Wednesday, January 16, 2013

Things I Know, by Anne Van


I know the atmosphere is 78% nitrogen. But it's more than that. I can look up through the troposphere, the stratosphere, the thermosphere. But it's more than that. There is a space around me and above me that I cannot comprehend, and I need snowflakes drifting slowly, or specks of floating dust in a ray of sun, to even begin to think about what is where there isn't.

I know that you are 22 and from Albuquerque, New Mexico. But it's more than that. The posters hung sideways on your wall tell me that you like Andy Warhol, your bookshelf tells me you read big, fat books by famous authors. But it's more than that. You are more than that, but mostly I make you more than that, and I don't know who gave you the right to grow so big and powerful in my mind.

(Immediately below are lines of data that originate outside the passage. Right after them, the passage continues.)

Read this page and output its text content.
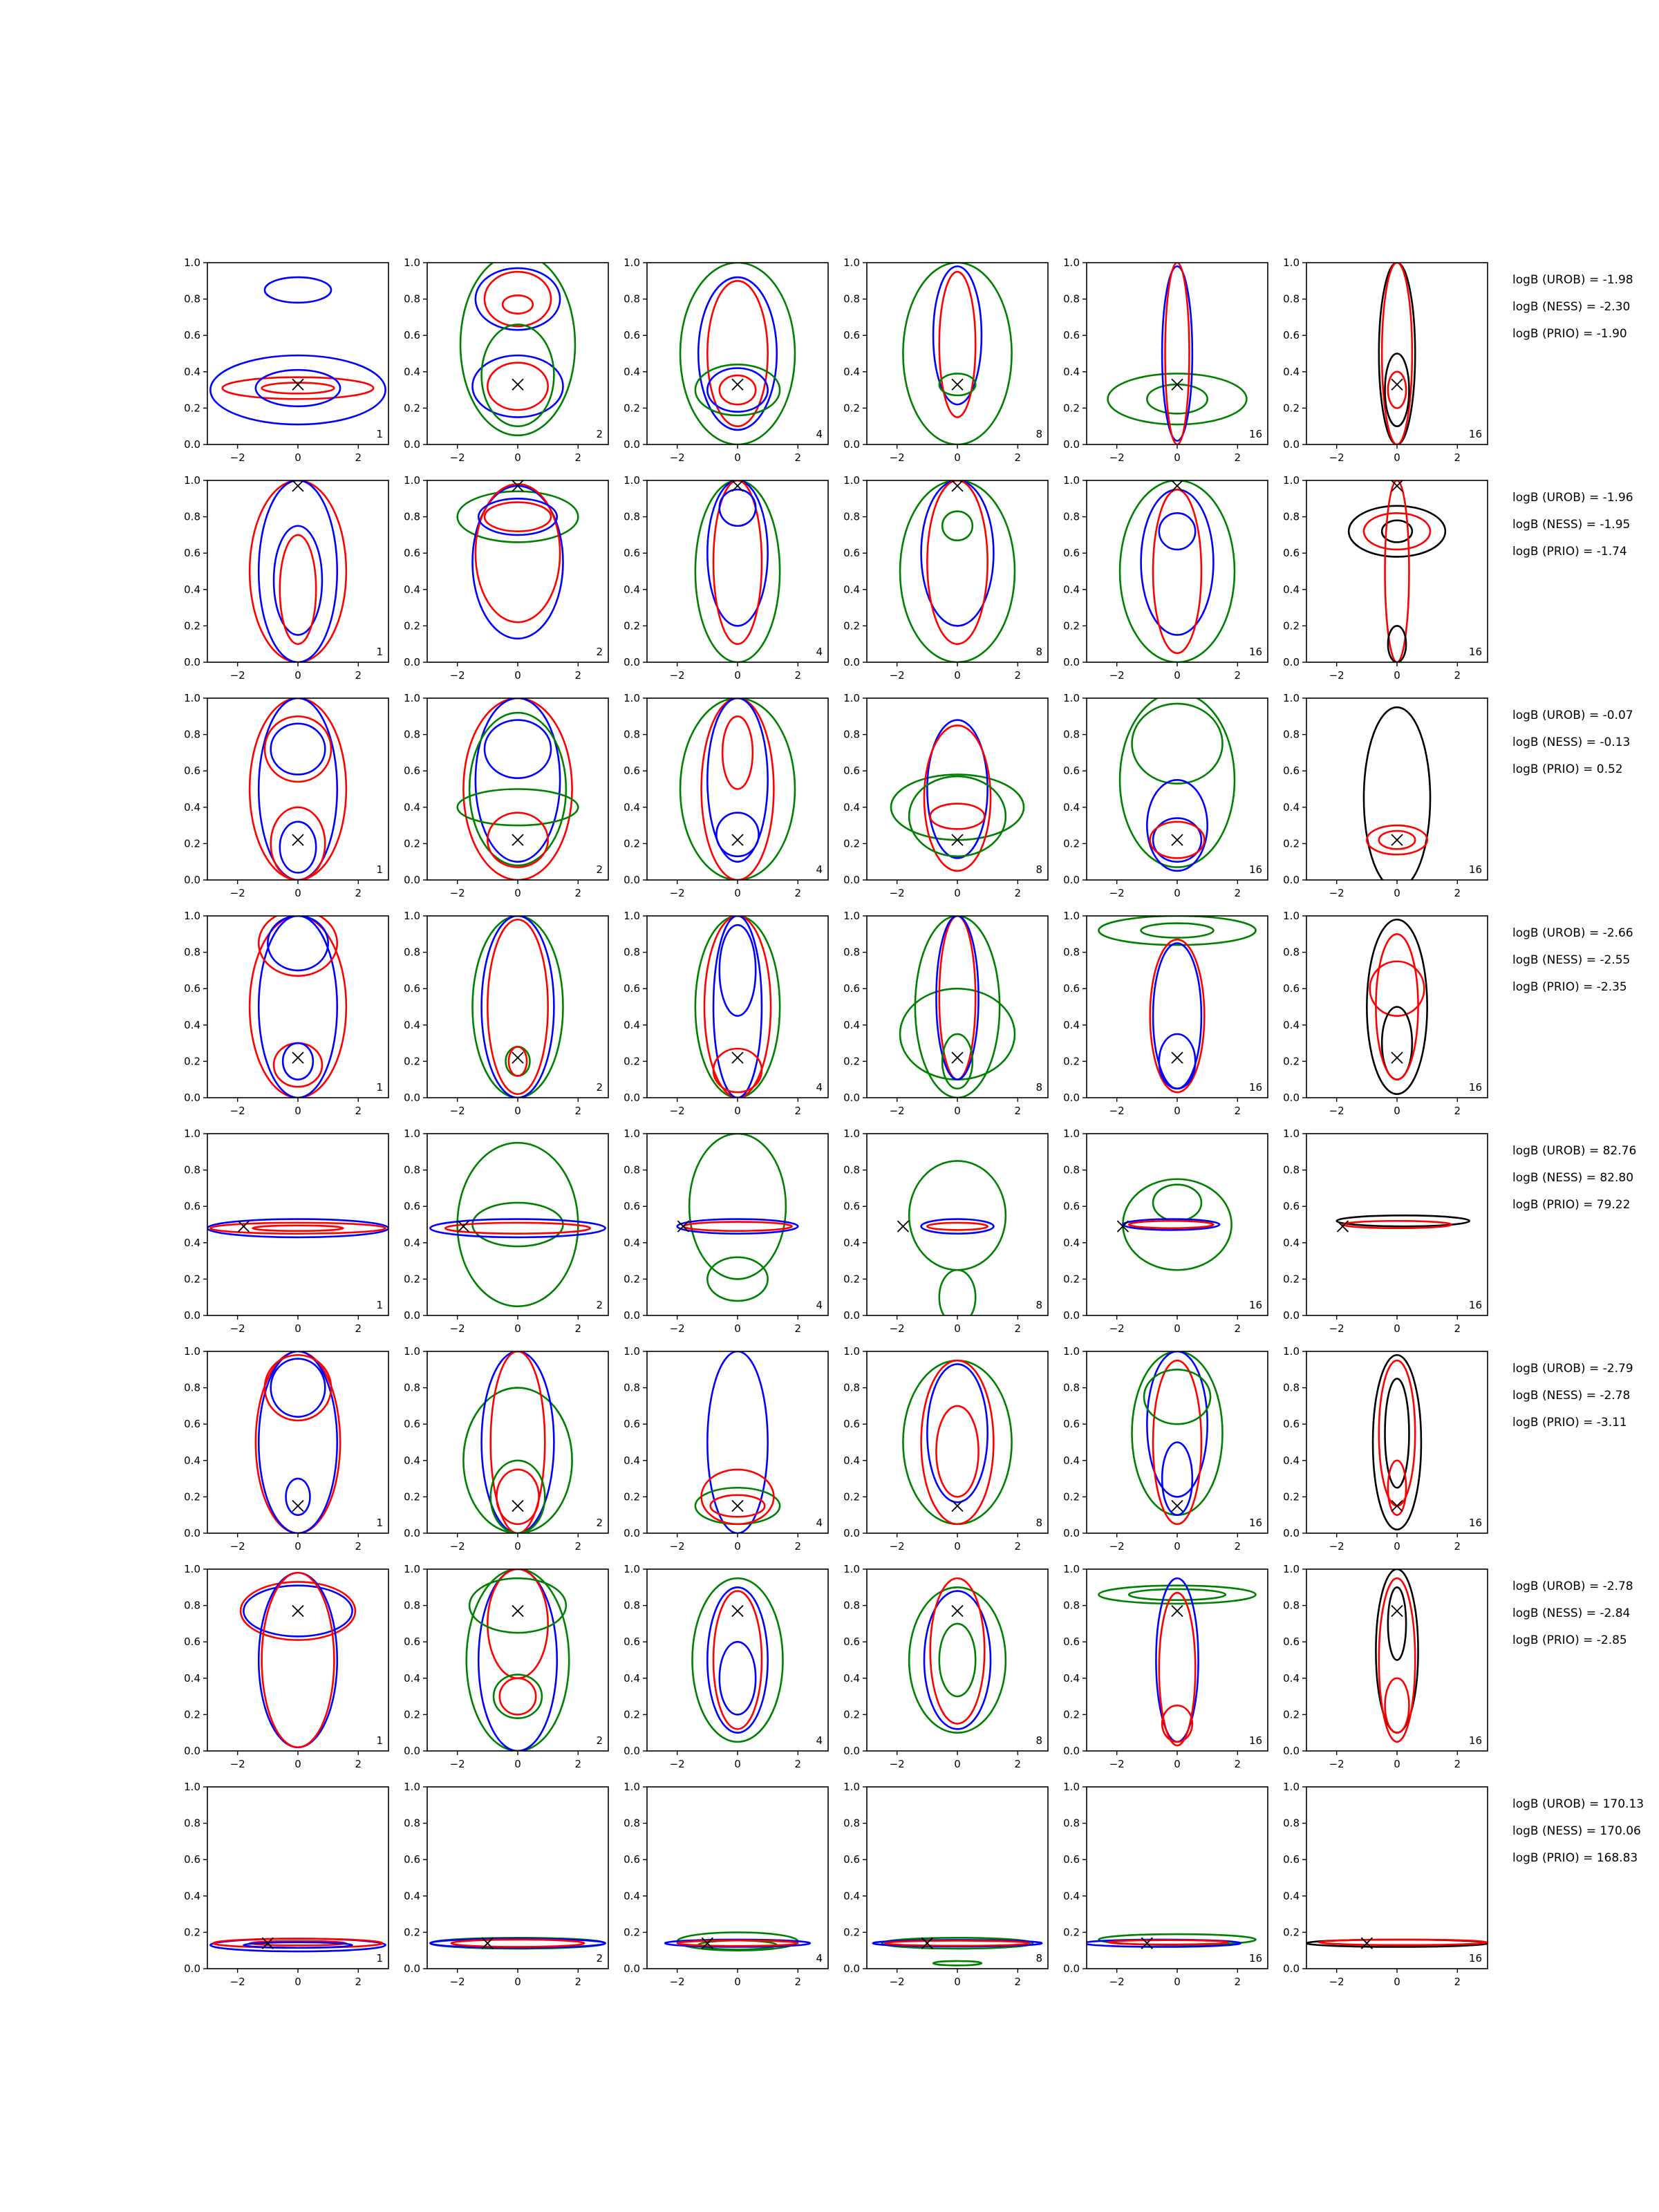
−2	0	2
0.0
0.2
0.4
0.6
0.8
1.0
1
−2	0	2
0.0
0.2
0.4
0.6
0.8
1.0
2
−2	0	2
0.0
0.2
0.4
0.6
0.8
1.0
4
−2	0	2
0.0
0.2
0.4
0.6
0.8
1.0
8
−2	0	2
0.0
0.2
0.4
0.6
0.8
1.0
16
−2	0	2
0.0
0.2
0.4
0.6
0.8
1.0
16
logB (UROB) = -1.98
logB (NESS) = -2.30
logB (PRIO) = -1.90
−2	0	2
0.0
0.2
0.4
0.6
0.8
1.0
1
−2	0	2
0.0
0.2
0.4
0.6
0.8
1.0
2
−2	0	2
0.0
0.2
0.4
0.6
0.8
1.0
4
−2	0	2
0.0
0.2
0.4
0.6
0.8
1.0
8
−2	0	2
0.0
0.2
0.4
0.6
0.8
1.0
16
−2	0	2
0.0
0.2
0.4
0.6
0.8
1.0
16
logB (UROB) = -1.96
logB (NESS) = -1.95
logB (PRIO) = -1.74
−2	0	2
0.0
0.2
0.4
0.6
0.8
1.0
1
−2	0	2
0.0
0.2
0.4
0.6
0.8
1.0
2
−2	0	2
0.0
0.2
0.4
0.6
0.8
1.0
4
−2	0	2
0.0
0.2
0.4
0.6
0.8
1.0
8
−2	0	2
0.0
0.2
0.4
0.6
0.8
1.0
16
−2	0	2
0.0
0.2
0.4
0.6
0.8
1.0
16
logB (UROB) = -0.07
logB (NESS) = -0.13
logB (PRIO) = 0.52
−2	0	2
0.0
0.2
0.4
0.6
0.8
1.0
1
−2	0	2
0.0
0.2
0.4
0.6
0.8
1.0
2
−2	0	2
0.0
0.2
0.4
0.6
0.8
1.0
4
−2	0	2
0.0
0.2
0.4
0.6
0.8
1.0
8
−2	0	2
0.0
0.2
0.4
0.6
0.8
1.0
16
−2	0	2
0.0
0.2
0.4
0.6
0.8
1.0
16
logB (UROB) = -2.66
logB (NESS) = -2.55
logB (PRIO) = -2.35
−2	0	2
0.0
0.2
0.4
0.6
0.8
1.0
1
−2	0	2
0.0
0.2
0.4
0.6
0.8
1.0
2
−2	0	2
0.0
0.2
0.4
0.6
0.8
1.0
4
−2	0	2
0.0
0.2
0.4
0.6
0.8
1.0
8
−2	0	2
0.0
0.2
0.4
0.6
0.8
1.0
16
−2	0	2
0.0
0.2
0.4
0.6
0.8
1.0
16
logB (UROB) = 82.76
logB (NESS) = 82.80
logB (PRIO) = 79.22
−2	0	2
0.0
0.2
0.4
0.6
0.8
1.0
1
−2	0	2
0.0
0.2
0.4
0.6
0.8
1.0
2
−2	0	2
0.0
0.2
0.4
0.6
0.8
1.0
4
−2	0	2
0.0
0.2
0.4
0.6
0.8
1.0
8
−2	0	2
0.0
0.2
0.4
0.6
0.8
1.0
16
−2	0	2
0.0
0.2
0.4
0.6
0.8
1.0
16
logB (UROB) = -2.79
logB (NESS) = -2.78
logB (PRIO) = -3.11
−2	0	2
0.0
0.2
0.4
0.6
0.8
1.0
1
−2	0	2
0.0
0.2
0.4
0.6
0.8
1.0
2
−2	0	2
0.0
0.2
0.4
0.6
0.8
1.0
4
−2	0	2
0.0
0.2
0.4
0.6
0.8
1.0
8
−2	0	2
0.0
0.2
0.4
0.6
0.8
1.0
16
−2	0	2
0.0
0.2
0.4
0.6
0.8
1.0
16
logB (UROB) = -2.78
logB (NESS) = -2.84
logB (PRIO) = -2.85
−2	0	2
0.0
0.2
0.4
0.6
0.8
1.0
1
−2	0	2
0.0
0.2
0.4
0.6
0.8
1.0
2
−2	0	2
0.0
0.2
0.4
0.6
0.8
1.0
4
−2	0	2
0.0
0.2
0.4
0.6
0.8
1.0
8
−2	0	2
0.0
0.2
0.4
0.6
0.8
1.0
16
−2	0	2
0.0
0.2
0.4
0.6
0.8
1.0
16
logB (UROB) = 170.13
logB (NESS) = 170.06
logB (PRIO) = 168.83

I know that my cat is overweight. But it's more than that. I missed her when I was away, and now I'm back and she is still overweight, possibly more so. Her purr when she bumps her head against my fist still sounds like a little bell, and still makes me smile. But she doesn't let me hold her for long anymore. It's more than that. I don't think she's mine anymore. What else of mine is no longer mine?

I know that tener means "to have" in Spanish. I have furry boots, I have several pairs of my mother's stolen socks, I have mauve toenail polish. But it's more than that. Tengo sed, tengo hambre, tengo miedo, tengo calor. I have thirst, hunger, fear, and hotness. Maybe not right now, but I have them in my collection of certain past and future experiences.

I know that my house is pistachio green. But it's more than that. I know that it was garbanzo-bean colored before pistachio. But it's more than that. It was probably another color before garbanzo, and another before that, and before that, maybe it was no color. Maybe it was a pasture with a cow that was cow-colored. And before that, maybe a forest with many tree-colored trees and creature-colored creatures. At some point, that piece of land on which I was born on a Monday morning probably did not exist. 

I know that my grandmother's ex-boyfriend is the famous author of one of my favorite books. But it's more than that. I know that if they had stayed together a little longer and my grandmother had missed the play at which she met my grandfather, I probably would not exist to read or love that book.